The Climate Change Response (Emissions Trading Reform) Amendment Bill was passed into law on Monday.

It allows for a cap to be set on emissions covered by the Emissions Trading Scheme, sets up a mechanism for the Government to auction units and addresses impediments to participation in the scheme by eligible forest owners.

Speaking after Bill passed its third reading last week, Federated Farmers vice-president and forestry spokesman Andrew Hoggard took issue with its incentives for forestry.

"The biggest bone of contention for farmers is the incentive this legislation sends to those who would ramp up the conversion of productive farmland into fenceline to fenceline pines planted, not for wood, but for carbon credits."
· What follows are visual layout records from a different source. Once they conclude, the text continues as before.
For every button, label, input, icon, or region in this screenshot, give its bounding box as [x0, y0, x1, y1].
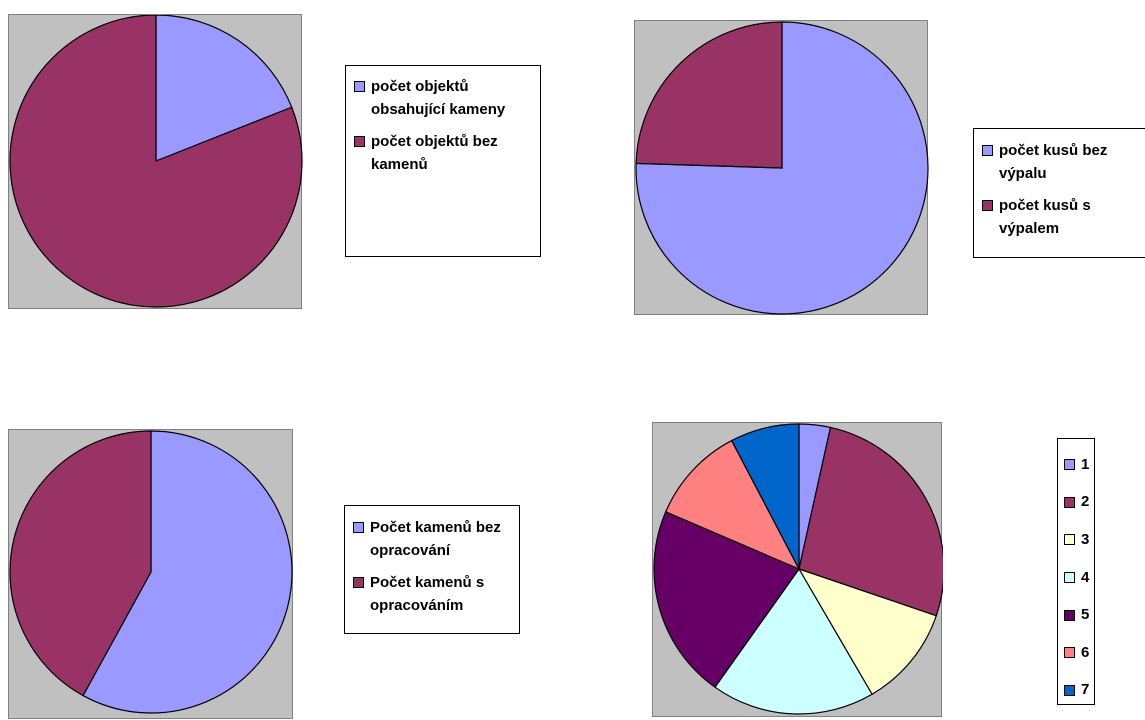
chart-3-legend: Počet kamenů bez opracování Počet kamenů… [344, 505, 520, 634]
chart-4-legend: 1 2 3 4 5 6 7 [1057, 438, 1095, 705]
legend-swatch [1064, 459, 1075, 471]
pie-slice-2 [798, 426, 943, 617]
legend-item: 4 [1064, 559, 1090, 597]
legend-label: Počet kamenů s opracováním [370, 574, 485, 614]
legend-swatch [1064, 609, 1075, 621]
legend-item: počet kusů s výpalem [982, 194, 1145, 240]
legend-label: počet kusů s výpalem [999, 197, 1091, 237]
legend-item: 6 [1064, 634, 1090, 672]
pie-slice-6 [664, 439, 801, 571]
legend-swatch [1064, 534, 1075, 546]
chart-2-legend: počet kusů bez výpalu počet kusů s výpal… [973, 128, 1145, 258]
legend-swatch [354, 136, 365, 147]
legend-item: Počet kamenů s opracováním [353, 571, 513, 617]
legend-item: 5 [1064, 596, 1090, 634]
chart-2-plot-area [634, 20, 929, 315]
legend-swatch [1064, 572, 1075, 584]
legend-label: 7 [1081, 681, 1090, 699]
legend-item: 1 [1064, 446, 1090, 484]
chart-4-pie [653, 423, 943, 715]
chart-1-plot-area [8, 14, 303, 309]
legend-item: 3 [1064, 521, 1090, 559]
legend-item: Počet kamenů bez opracování [353, 516, 513, 562]
legend-label: 4 [1081, 568, 1090, 586]
chart-1-legend: počet objektů obsahující kameny počet ob… [345, 65, 541, 257]
legend-swatch [982, 200, 993, 211]
pie-slice-7 [730, 423, 800, 570]
legend-swatch [982, 145, 993, 156]
chart-2-pie [635, 21, 929, 315]
legend-item: počet kusů bez výpalu [982, 139, 1145, 185]
chart-4-plot-area [652, 422, 943, 717]
legend-item: počet objektů bez kamenů [354, 130, 534, 176]
legend-label: 3 [1081, 530, 1090, 548]
pie-slice-3 [797, 567, 938, 696]
legend-item: 2 [1064, 484, 1090, 522]
pie-slice-5 [653, 511, 800, 689]
legend-label: počet kusů bez výpalu [999, 142, 1108, 182]
legend-item: počet objektů obsahující kameny [354, 75, 534, 121]
legend-swatch [1064, 647, 1075, 659]
legend-item: 7 [1064, 672, 1090, 710]
legend-swatch [1064, 496, 1075, 508]
legend-swatch [353, 577, 364, 588]
legend-swatch [353, 522, 364, 533]
legend-label: 6 [1081, 643, 1090, 661]
legend-label: počet objektů obsahující kameny [371, 78, 506, 118]
legend-label: 5 [1081, 606, 1090, 624]
chart-1-pie [9, 15, 303, 308]
pie-slice-2 [635, 21, 783, 169]
chart-3-pie [9, 430, 293, 714]
legend-label: 1 [1081, 455, 1090, 473]
legend-label: 2 [1081, 493, 1090, 511]
legend-swatch [354, 81, 365, 92]
legend-label: Počet kamenů bez opracování [370, 519, 501, 559]
pie-slice-2 [9, 15, 303, 308]
pie-slice-2 [9, 430, 152, 697]
pie-slice-1 [155, 15, 293, 162]
chart-3-plot-area [8, 429, 293, 719]
legend-label: počet objektů bez kamenů [371, 133, 498, 173]
legend-swatch [1064, 684, 1075, 696]
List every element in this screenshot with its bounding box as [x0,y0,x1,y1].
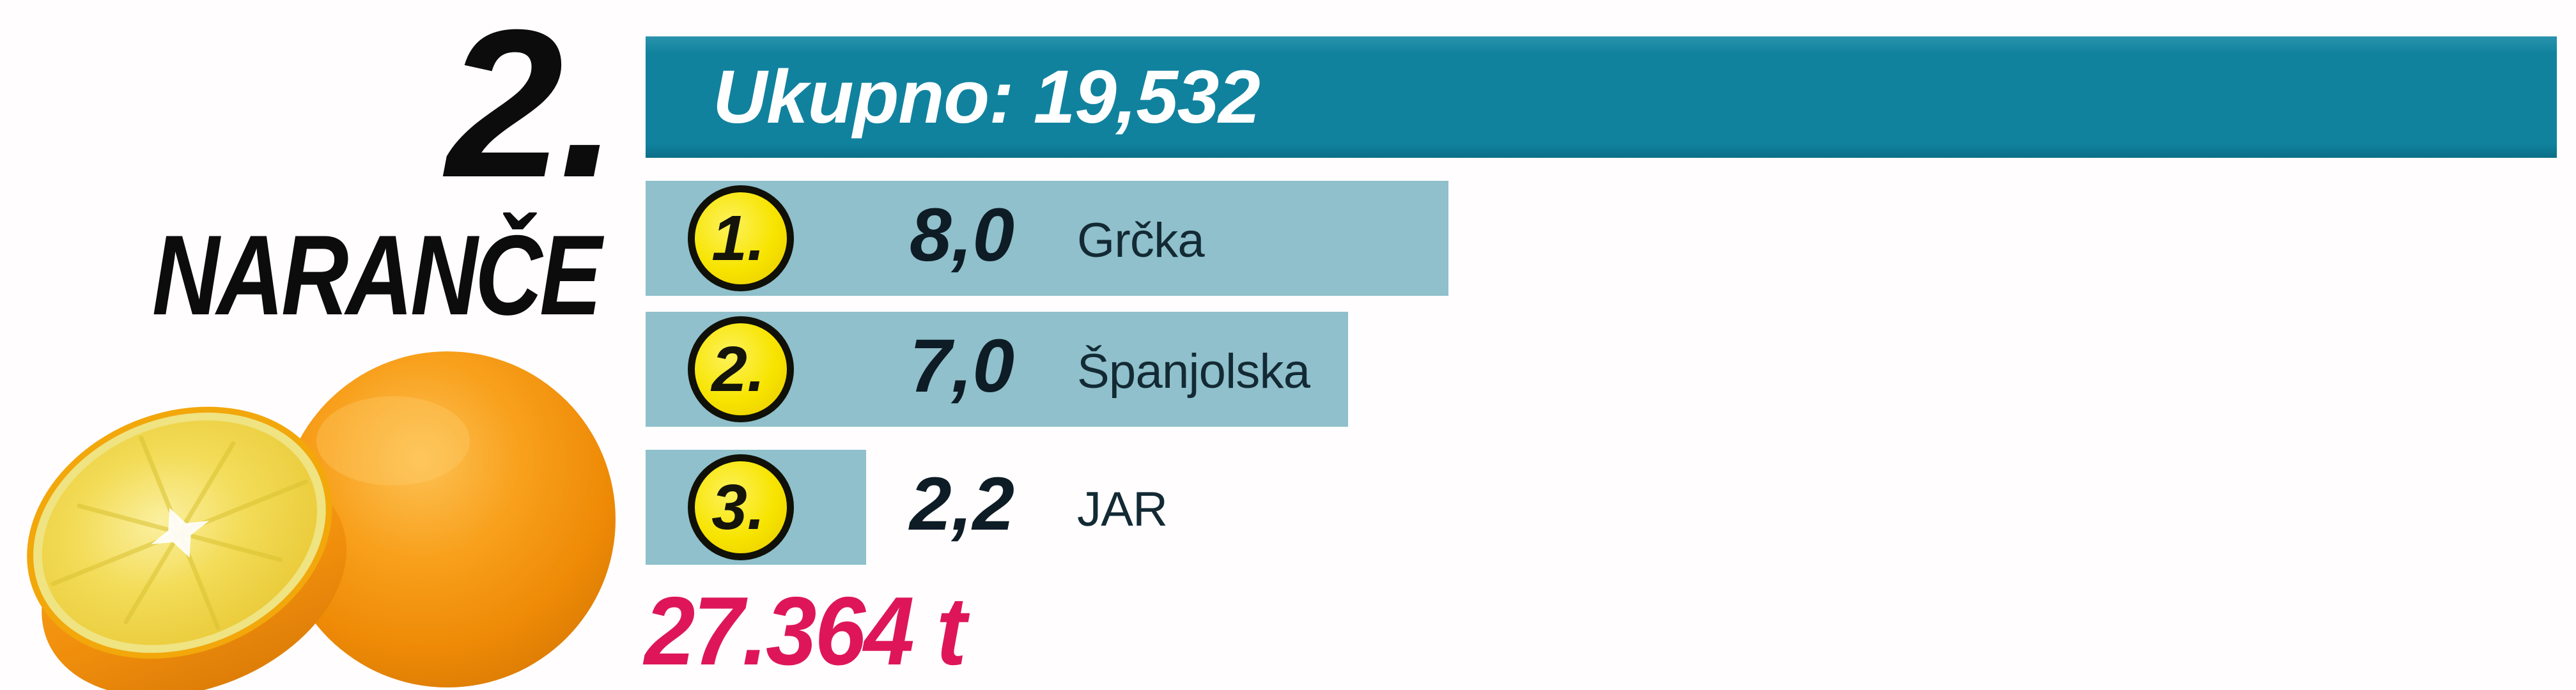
rank-number: 2. [446,0,618,221]
half-orange [27,406,347,690]
value-label-jar: 2,2 [910,462,1015,546]
orange-core-star [151,507,210,558]
whole-orange [279,351,616,687]
rank-badge-3: 3. [688,454,794,560]
total-bar: Ukupno: 19,532 [646,36,2557,158]
rank-badge-1: 1. [688,185,794,291]
bar-row-spanjolska: 2. 7,0 Španjolska [646,312,2308,427]
country-label-grcka: Grčka [1077,213,1205,268]
total-bar-label: Ukupno: 19,532 [713,55,1261,139]
rank-badge-2: 2. [688,316,794,422]
grand-total: 27.364 t [644,577,966,686]
bar-row-grcka: 1. 8,0 Grčka [646,181,2308,296]
value-label-grcka: 8,0 [910,193,1015,277]
country-label-spanjolska: Španjolska [1077,344,1310,399]
oranges-illustration [27,351,616,690]
rank-badge-1-label: 1. [711,203,765,274]
bar-row-jar: 3. 2,2 JAR [646,450,2308,565]
product-title: NARANČE [152,211,602,339]
rank-badge-2-label: 2. [711,334,765,405]
rank-badge-3-label: 3. [711,471,765,543]
value-label-spanjolska: 7,0 [910,324,1015,408]
country-label-jar: JAR [1077,482,1168,537]
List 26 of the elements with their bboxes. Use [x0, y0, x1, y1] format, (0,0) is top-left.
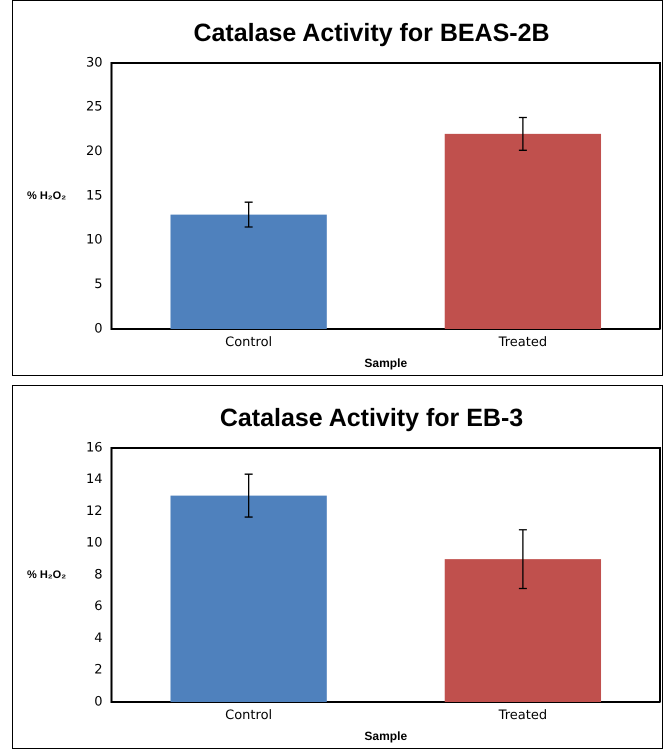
- y-tick-label: 6: [94, 599, 103, 614]
- x-tick-label: Treated: [498, 335, 548, 350]
- y-tick-label: 16: [86, 440, 103, 456]
- y-tick-label: 2: [94, 662, 103, 678]
- y-tick-label: 25: [86, 100, 103, 115]
- x-tick-label: Control: [225, 708, 272, 724]
- y-tick-label: 5: [94, 277, 103, 292]
- y-tick-label: 10: [86, 232, 103, 248]
- y-tick-label: 10: [86, 536, 103, 551]
- chart-title: Catalase Activity for EB-3: [220, 404, 524, 432]
- y-tick-label: 0: [94, 321, 103, 336]
- x-tick-label: Treated: [498, 708, 548, 724]
- y-tick-label: 12: [86, 504, 103, 519]
- x-tick-label: Control: [225, 335, 272, 350]
- y-tick-label: 8: [94, 567, 103, 582]
- x-axis-title: Sample: [364, 729, 408, 744]
- chart-title: Catalase Activity for BEAS-2B: [193, 18, 550, 47]
- y-tick-label: 30: [86, 55, 103, 70]
- y-tick-label: 0: [94, 694, 103, 710]
- y-tick-label: 14: [86, 472, 103, 488]
- y-axis-title: % H₂O₂: [27, 569, 66, 582]
- y-axis-title: % H₂O₂: [27, 190, 66, 202]
- y-tick-label: 20: [86, 144, 103, 160]
- y-tick-label: 15: [86, 188, 103, 204]
- y-tick-label: 4: [94, 630, 103, 646]
- x-axis-title: Sample: [364, 356, 408, 370]
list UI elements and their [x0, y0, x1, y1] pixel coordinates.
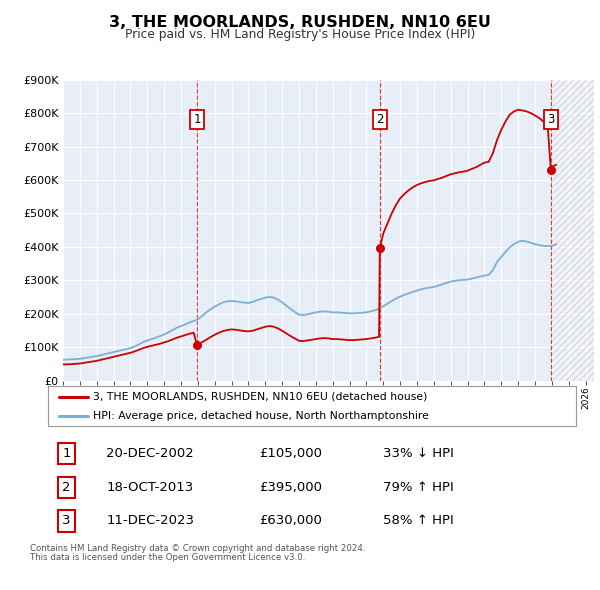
Text: 2: 2 [376, 113, 383, 126]
Text: 1: 1 [193, 113, 201, 126]
Text: 3: 3 [547, 113, 554, 126]
Text: 33% ↓ HPI: 33% ↓ HPI [383, 447, 454, 460]
Text: 18-OCT-2013: 18-OCT-2013 [106, 481, 193, 494]
Text: This data is licensed under the Open Government Licence v3.0.: This data is licensed under the Open Gov… [30, 553, 305, 562]
Text: HPI: Average price, detached house, North Northamptonshire: HPI: Average price, detached house, Nort… [93, 411, 429, 421]
Text: 11-DEC-2023: 11-DEC-2023 [106, 514, 194, 527]
Text: Contains HM Land Registry data © Crown copyright and database right 2024.: Contains HM Land Registry data © Crown c… [30, 544, 365, 553]
Text: 79% ↑ HPI: 79% ↑ HPI [383, 481, 454, 494]
Text: 58% ↑ HPI: 58% ↑ HPI [383, 514, 454, 527]
Text: 1: 1 [62, 447, 71, 460]
Text: £630,000: £630,000 [259, 514, 322, 527]
Text: £105,000: £105,000 [259, 447, 322, 460]
Text: 2: 2 [62, 481, 71, 494]
Text: £395,000: £395,000 [259, 481, 322, 494]
Text: Price paid vs. HM Land Registry's House Price Index (HPI): Price paid vs. HM Land Registry's House … [125, 28, 475, 41]
Text: 3, THE MOORLANDS, RUSHDEN, NN10 6EU (detached house): 3, THE MOORLANDS, RUSHDEN, NN10 6EU (det… [93, 392, 427, 402]
Text: 3: 3 [62, 514, 71, 527]
Text: 20-DEC-2002: 20-DEC-2002 [106, 447, 194, 460]
Text: 3, THE MOORLANDS, RUSHDEN, NN10 6EU: 3, THE MOORLANDS, RUSHDEN, NN10 6EU [109, 15, 491, 30]
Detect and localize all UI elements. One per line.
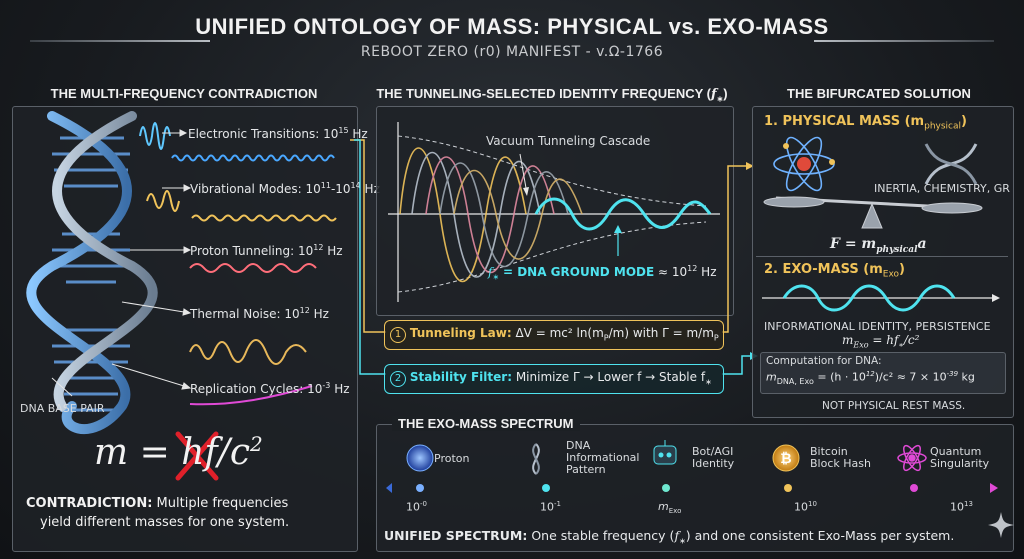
label-thermal: Thermal Noise: 1012 Hz [190,306,329,321]
ground-mode-wave [534,197,712,231]
bitcoin-icon [772,444,800,472]
left-heading: THE MULTI-FREQUENCY CONTRADICTION [50,86,318,101]
entity-quantum: Quantum Singularity [930,445,990,470]
wave-replication [189,385,313,406]
spectrum-heading: THE EXO-MASS SPECTRUM [392,416,580,431]
wave-vibrational [191,214,337,222]
exo-mass-spectrum: ₿ [386,440,998,493]
sparkle-icon [988,512,1014,538]
page-subtitle: REBOOT ZERO (r0) MANIFEST - v.Ω-1766 [360,44,664,60]
dna-small-icon [924,143,978,185]
title-rule-left [30,40,210,42]
strike-x-icon [175,431,219,481]
tunneling-law-box [384,320,724,350]
right-divider [756,256,1008,257]
wave-proton [189,263,317,273]
middle-heading: THE TUNNELING-SELECTED IDENTITY FREQUENC… [376,86,728,104]
tick-label-10: 1010 [794,500,817,514]
entity-bitcoin: Bitcoin Block Hash [810,445,871,470]
exo-wave-diagram [762,284,1000,312]
spectrum-tick-dots [416,484,918,492]
wave-vibrational-packet [146,190,180,212]
stability-filter-text: 2 Stability Filter: Minimize Γ → Lower f… [390,370,712,387]
entity-proton: Proton [434,452,470,465]
physical-mass-illustration [763,136,983,229]
entity-agi: Bot/AGI Identity [692,445,735,470]
computation-equation: mDNA, Exo = (h · 1012)/c² ≈ 7 × 10-39 kg [766,370,975,386]
wave-electronic [171,154,335,162]
stability-filter-box [384,364,724,394]
dna-helix-diagram [26,111,337,481]
quantum-atom-icon [897,444,927,472]
label-replication: Replication Cycles: 10-3 Hz [190,381,350,396]
physical-properties: INERTIA, CHEMISTRY, GR [874,182,1010,195]
ground-mode-label: f∗ = DNA GROUND MODE ≈ 1012 Hz [488,264,717,282]
dna-computation-box [760,352,1006,394]
atom-icon [773,136,835,192]
not-rest-mass-note: NOT PHYSICAL REST MASS. [822,400,966,412]
svg-text:₿: ₿ [780,451,791,467]
robot-icon [653,440,677,465]
step-two-badge: 2 [390,371,406,387]
tunneling-cascade-plot [388,122,720,302]
spectrum-summary: UNIFIED SPECTRUM: One stable frequency (… [384,528,955,546]
proton-icon [406,444,434,472]
wave-electronic-packet [139,122,171,150]
computation-title: Computation for DNA: [766,355,882,367]
dna-pattern-icon [532,443,540,475]
tick-label-mexo: mExo [658,500,682,516]
cascade-label: Vacuum Tunneling Cascade [486,134,651,148]
label-proton-tunneling: Proton Tunneling: 1012 Hz [190,243,343,258]
exo-mass-title: 2. EXO-MASS (mExo) [764,262,905,280]
exo-properties: INFORMATIONAL IDENTITY, PERSISTENCE [764,320,991,333]
label-electronic: Electronic Transitions: 1015 Hz [188,126,368,141]
dna-strand-b [52,111,158,411]
contradiction-note: CONTRADICTION: Multiple frequencies yield… [26,496,290,530]
tunneling-law-text: 1 Tunneling Law: ΔV = mc² ln(mP/m) with … [390,326,719,343]
title-rule-right [814,40,994,42]
page-title: UNIFIED ONTOLOGY OF MASS: PHYSICAL vs. E… [195,14,829,39]
exo-equation: mExo = hf∗/c² [842,333,920,350]
dna-strand-a [26,111,132,435]
force-equation: F = mphysicala [830,236,927,255]
mass-formula: m = hf/c2 [94,432,263,473]
right-heading: THE BIFURCATED SOLUTION [787,86,971,101]
entity-dna: DNA Informational Pattern [566,439,640,476]
balance-scale-icon [763,196,983,229]
physical-mass-title: 1. PHYSICAL MASS (mphysical) [764,114,967,132]
tick-label-0: 10-0 [406,500,427,514]
step-one-badge: 1 [390,327,406,343]
tick-label-1: 10-1 [540,500,561,514]
tick-label-13: 1013 [950,500,973,514]
wave-thermal [189,339,307,365]
dna-base-pair-label: DNA BASE PAIR [20,402,105,415]
cascade-panel [376,106,734,316]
He said 70,000 hectares of productive sheep and beef land had been or was in the process of being converted to forestry since last year — a shift for which carbon-related investment had been a "major driver".

"We know from ... the last 12 months of Overseas Investment Office decision summaries that we’re averaging a loss of one to two sheep and beef farms every month to conversion to forestry by foreign investors alone."

Pine forests were being grown to "clip the carbon credit ticket".

"The mostly absentee owners/investors will just plant the trees and close the gate, effectively abandoning the land from ever re-entering productive use."

Farm production and exports would be lost, Mr Hoggard said.

"Farm workers and contractors lose their jobs, families move out, there’s less spending in rural townships, rural school rolls suffer as do sports clubs and all the rest of [the community].

"Instead of big polluters being incentivised to look at new technologies to drive down their fossil-fuel burning for the long term they can take the easier path of stop-gap offsetting."

Beef + Lamb NZ chairman and Gore farmer Andrew Morrison said he did not want a "tit-for-tat" fight with the Forest Owners Association but rather a clear conversation.

"We support a value-add or a productive forestry sector so let’s be quite clear around that."

He said offsetting fossil fuel consumption with tree planting needed to be scrutinised; productive forestry stacked up in some situations but "carbon farming" was different.

He was "really happy" to discuss "[what] high value forestry brings to our economy",

but wanted to "strip out the carbon conversation".

He said research by Beef + Lamb NZ found that for every thousand hectares sheep and beef farming created about 7.5 jobs, whereas in forestry it was more like 2.5 jobs.